Teilweise kann man mit Kontaktlinsen verschiedene Sehfehler besser
korrigieren als mit Brillen. Im groben unterscheidet man zwischen harten und
weichen Kontaktlinsen, wobei die weichen im Allgemein als angenehmer zu tragen
gelten.
Neben der Unterscheidung zwischen hart und weich wird auch bei
der Krümmung, beim Wasseranteil und bei verschiedenen anderen Merkmalen
unterschieden. Im Grunde genommen sollte jeder, der sich erstmals mit
Kontaktlinsen probieren möchte, zum Augenarzt gehen und sich beraten lassen.
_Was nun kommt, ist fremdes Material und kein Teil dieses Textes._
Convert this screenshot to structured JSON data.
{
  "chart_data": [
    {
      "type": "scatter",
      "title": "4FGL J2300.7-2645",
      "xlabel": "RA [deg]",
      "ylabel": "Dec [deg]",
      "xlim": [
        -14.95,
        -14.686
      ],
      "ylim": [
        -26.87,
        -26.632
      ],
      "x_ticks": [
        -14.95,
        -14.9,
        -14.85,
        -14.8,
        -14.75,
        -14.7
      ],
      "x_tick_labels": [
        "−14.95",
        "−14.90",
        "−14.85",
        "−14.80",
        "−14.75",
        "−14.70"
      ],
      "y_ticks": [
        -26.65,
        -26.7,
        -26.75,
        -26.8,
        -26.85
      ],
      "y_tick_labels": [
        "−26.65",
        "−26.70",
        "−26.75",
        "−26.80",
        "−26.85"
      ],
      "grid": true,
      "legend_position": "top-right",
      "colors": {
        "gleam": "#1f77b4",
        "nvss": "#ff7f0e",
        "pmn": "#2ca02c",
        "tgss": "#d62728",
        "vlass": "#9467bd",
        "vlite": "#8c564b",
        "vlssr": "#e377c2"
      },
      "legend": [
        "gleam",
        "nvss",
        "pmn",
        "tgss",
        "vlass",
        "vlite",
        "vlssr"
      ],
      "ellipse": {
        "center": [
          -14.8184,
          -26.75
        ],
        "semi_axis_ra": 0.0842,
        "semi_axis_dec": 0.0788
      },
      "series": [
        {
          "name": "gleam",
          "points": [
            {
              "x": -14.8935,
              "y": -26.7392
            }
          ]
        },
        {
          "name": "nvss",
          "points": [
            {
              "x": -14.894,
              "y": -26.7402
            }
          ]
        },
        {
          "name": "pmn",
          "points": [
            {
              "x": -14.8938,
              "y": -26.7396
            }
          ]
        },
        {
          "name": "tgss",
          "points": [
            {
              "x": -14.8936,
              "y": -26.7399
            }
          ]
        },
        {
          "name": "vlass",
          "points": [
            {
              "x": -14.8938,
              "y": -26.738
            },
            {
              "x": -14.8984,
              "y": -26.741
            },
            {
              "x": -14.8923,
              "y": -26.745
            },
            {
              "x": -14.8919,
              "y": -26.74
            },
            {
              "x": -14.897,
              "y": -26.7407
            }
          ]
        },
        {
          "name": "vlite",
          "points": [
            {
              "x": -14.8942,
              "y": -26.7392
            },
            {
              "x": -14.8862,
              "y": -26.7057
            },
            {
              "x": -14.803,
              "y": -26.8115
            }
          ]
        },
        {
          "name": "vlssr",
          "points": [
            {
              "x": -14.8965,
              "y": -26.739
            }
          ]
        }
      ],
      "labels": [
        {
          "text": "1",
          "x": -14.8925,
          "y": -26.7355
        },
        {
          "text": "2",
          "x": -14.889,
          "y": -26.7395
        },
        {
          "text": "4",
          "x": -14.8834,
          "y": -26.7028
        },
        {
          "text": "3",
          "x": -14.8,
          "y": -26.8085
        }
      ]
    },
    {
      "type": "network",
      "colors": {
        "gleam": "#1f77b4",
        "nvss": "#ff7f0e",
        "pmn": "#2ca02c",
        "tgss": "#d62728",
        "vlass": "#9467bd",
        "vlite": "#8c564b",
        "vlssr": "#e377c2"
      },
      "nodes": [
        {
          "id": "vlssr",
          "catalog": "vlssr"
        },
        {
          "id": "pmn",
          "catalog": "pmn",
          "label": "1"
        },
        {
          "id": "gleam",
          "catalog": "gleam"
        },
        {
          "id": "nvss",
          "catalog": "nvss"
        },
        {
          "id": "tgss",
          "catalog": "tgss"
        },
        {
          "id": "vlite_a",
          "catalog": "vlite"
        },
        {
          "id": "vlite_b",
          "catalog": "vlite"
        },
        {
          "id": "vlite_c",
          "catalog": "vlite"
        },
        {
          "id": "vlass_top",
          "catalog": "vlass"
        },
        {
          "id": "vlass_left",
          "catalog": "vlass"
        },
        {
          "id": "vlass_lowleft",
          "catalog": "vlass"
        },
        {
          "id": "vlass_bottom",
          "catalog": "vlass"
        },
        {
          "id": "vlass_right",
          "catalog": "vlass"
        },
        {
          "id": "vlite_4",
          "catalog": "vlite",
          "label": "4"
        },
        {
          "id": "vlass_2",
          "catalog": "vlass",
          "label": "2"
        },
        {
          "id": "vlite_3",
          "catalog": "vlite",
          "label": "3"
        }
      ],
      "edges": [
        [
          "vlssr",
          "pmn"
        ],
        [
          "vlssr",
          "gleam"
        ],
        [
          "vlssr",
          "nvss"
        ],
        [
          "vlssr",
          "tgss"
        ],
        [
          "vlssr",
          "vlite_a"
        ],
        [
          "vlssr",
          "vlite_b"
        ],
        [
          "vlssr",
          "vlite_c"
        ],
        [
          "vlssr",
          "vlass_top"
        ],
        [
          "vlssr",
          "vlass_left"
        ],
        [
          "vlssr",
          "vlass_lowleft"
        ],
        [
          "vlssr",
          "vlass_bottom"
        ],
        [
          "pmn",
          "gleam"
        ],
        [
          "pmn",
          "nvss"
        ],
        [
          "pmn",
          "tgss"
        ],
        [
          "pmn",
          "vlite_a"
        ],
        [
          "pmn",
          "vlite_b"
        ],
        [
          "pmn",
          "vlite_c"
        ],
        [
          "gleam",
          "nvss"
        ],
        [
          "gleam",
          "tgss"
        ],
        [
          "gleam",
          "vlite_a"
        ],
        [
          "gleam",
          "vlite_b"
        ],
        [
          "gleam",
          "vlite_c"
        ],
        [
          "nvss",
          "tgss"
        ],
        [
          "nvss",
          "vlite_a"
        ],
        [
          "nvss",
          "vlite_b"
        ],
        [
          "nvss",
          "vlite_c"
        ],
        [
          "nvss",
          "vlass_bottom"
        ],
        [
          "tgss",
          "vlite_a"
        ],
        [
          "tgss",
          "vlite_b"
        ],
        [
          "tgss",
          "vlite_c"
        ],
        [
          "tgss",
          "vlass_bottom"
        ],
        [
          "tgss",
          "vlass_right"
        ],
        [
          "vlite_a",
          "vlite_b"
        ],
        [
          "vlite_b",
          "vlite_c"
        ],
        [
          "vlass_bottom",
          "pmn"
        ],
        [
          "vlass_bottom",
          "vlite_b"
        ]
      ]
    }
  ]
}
Dort wird auch gezeigt, wie Kontaktlinsen eingesetzt und auch wieder vom Auge
genommen werden.
Ein Vorteil von Kontaktlinsen gegenüber Brillen ist,
dass man einen „Rundumblick“ hat. Wenn man nach rechts oder links bzw. nach oben
oder unten sieht, enden nicht plötzlich die Gläser und die Umwelt wird
verschwommen wahrgenommen. Deutlich schlechter sieht es bei Personen aus, die
eine sehr starke Weit- bzw. Kurzsichtigkeit haben. Diese können entweder nicht
in die Ferne sehen oder nicht lesen, wenn sie Kontaktlinsen eingesetzt haben.
Die meiste Auswahl an Kontaktlinsen gibt es als Tages- und Monatslinsen.
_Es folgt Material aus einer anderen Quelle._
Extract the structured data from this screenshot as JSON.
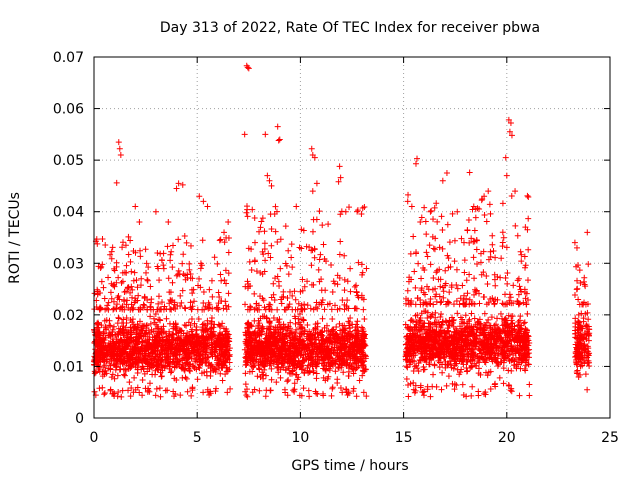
{
  "chart_data": {
    "type": "scatter",
    "title": "Day 313 of 2022, Rate Of TEC Index for receiver pbwa",
    "xlabel": "GPS time / hours",
    "ylabel": "ROTI / TECUs",
    "xlim": [
      0,
      25
    ],
    "ylim": [
      0,
      0.07
    ],
    "x_ticks": [
      "0",
      "5",
      "10",
      "15",
      "20",
      "25"
    ],
    "y_ticks": [
      "0",
      "0.01",
      "0.02",
      "0.03",
      "0.04",
      "0.05",
      "0.06",
      "0.07"
    ],
    "grid": true,
    "marker": "+",
    "color": "#ff0000",
    "series": [
      {
        "segments": [
          {
            "x_range": [
              0.0,
              6.6
            ],
            "typical": [
              0.006,
              0.021
            ],
            "envelope": [
              0.004,
              0.045
            ]
          },
          {
            "x_range": [
              7.3,
              13.2
            ],
            "typical": [
              0.006,
              0.021
            ],
            "envelope": [
              0.004,
              0.055
            ]
          },
          {
            "x_range": [
              15.1,
              21.1
            ],
            "typical": [
              0.007,
              0.022
            ],
            "envelope": [
              0.004,
              0.058
            ]
          },
          {
            "x_range": [
              23.3,
              24.0
            ],
            "typical": [
              0.007,
              0.022
            ],
            "envelope": [
              0.005,
              0.036
            ]
          }
        ],
        "points": [
          [
            7.4,
            0.0683
          ],
          [
            7.45,
            0.068
          ],
          [
            7.5,
            0.0678
          ],
          [
            20.1,
            0.0578
          ],
          [
            20.2,
            0.0572
          ],
          [
            20.15,
            0.0555
          ],
          [
            20.25,
            0.0548
          ],
          [
            8.9,
            0.0565
          ],
          [
            8.95,
            0.0538
          ],
          [
            9.0,
            0.054
          ],
          [
            7.3,
            0.055
          ],
          [
            8.3,
            0.055
          ],
          [
            1.2,
            0.0535
          ],
          [
            1.25,
            0.0522
          ],
          [
            1.3,
            0.051
          ],
          [
            15.65,
            0.0503
          ],
          [
            15.6,
            0.0493
          ],
          [
            10.55,
            0.0522
          ],
          [
            10.6,
            0.051
          ],
          [
            10.7,
            0.0505
          ],
          [
            11.9,
            0.0488
          ],
          [
            11.95,
            0.0466
          ],
          [
            11.85,
            0.0458
          ],
          [
            19.95,
            0.0505
          ],
          [
            20.0,
            0.047
          ],
          [
            18.2,
            0.0476
          ],
          [
            17.1,
            0.0475
          ],
          [
            16.9,
            0.046
          ],
          [
            1.1,
            0.0456
          ],
          [
            4.1,
            0.0455
          ],
          [
            4.3,
            0.0452
          ],
          [
            4.0,
            0.0445
          ],
          [
            5.1,
            0.043
          ],
          [
            5.3,
            0.042
          ],
          [
            5.5,
            0.041
          ],
          [
            8.4,
            0.047
          ],
          [
            8.5,
            0.046
          ],
          [
            8.6,
            0.045
          ],
          [
            10.8,
            0.0455
          ],
          [
            10.6,
            0.044
          ],
          [
            15.2,
            0.042
          ],
          [
            15.4,
            0.041
          ],
          [
            16.3,
            0.04
          ],
          [
            19.1,
            0.044
          ],
          [
            18.9,
            0.043
          ],
          [
            20.4,
            0.044
          ],
          [
            20.9,
            0.037
          ],
          [
            21.0,
            0.0365
          ],
          [
            23.3,
            0.034
          ],
          [
            23.4,
            0.033
          ],
          [
            23.9,
            0.036
          ],
          [
            2.0,
            0.041
          ],
          [
            2.2,
            0.038
          ],
          [
            3.0,
            0.04
          ],
          [
            3.6,
            0.038
          ],
          [
            6.5,
            0.038
          ],
          [
            6.3,
            0.036
          ],
          [
            7.8,
            0.034
          ],
          [
            9.8,
            0.041
          ],
          [
            12.2,
            0.04
          ],
          [
            13.2,
            0.029
          ],
          [
            17.6,
            0.04
          ],
          [
            18.4,
            0.041
          ]
        ]
      }
    ]
  }
}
Seit recht kurzer Zeit gibt es auch Kontaktlinsen, die man eine gewisse Zeit
durchgehend im Auge belassen kann – Tag und Nacht. Die gebräuchlichste Art,
besonders für Leute, die ihre Kontaktlinsen viel tragen, ist die Monatslinse,
die man morgens einsetzt und abends herausnimmt. Man kann diese einen Monat lang
verwenden. Über Nacht werden die Kontaktlinsen dann in einer bestimmten Lösung
belassen, um sie zu säubern. Es gibt so genannte „all in one“- Lösungen und
Lösungen, die man nacheinander benutzen muss, was allerdings preislich ein so
geringer Unterschied ist, dass es sich kaum lohnt, mehr Arbeit mit der als
zweites genannten Möglichkeit zu haben.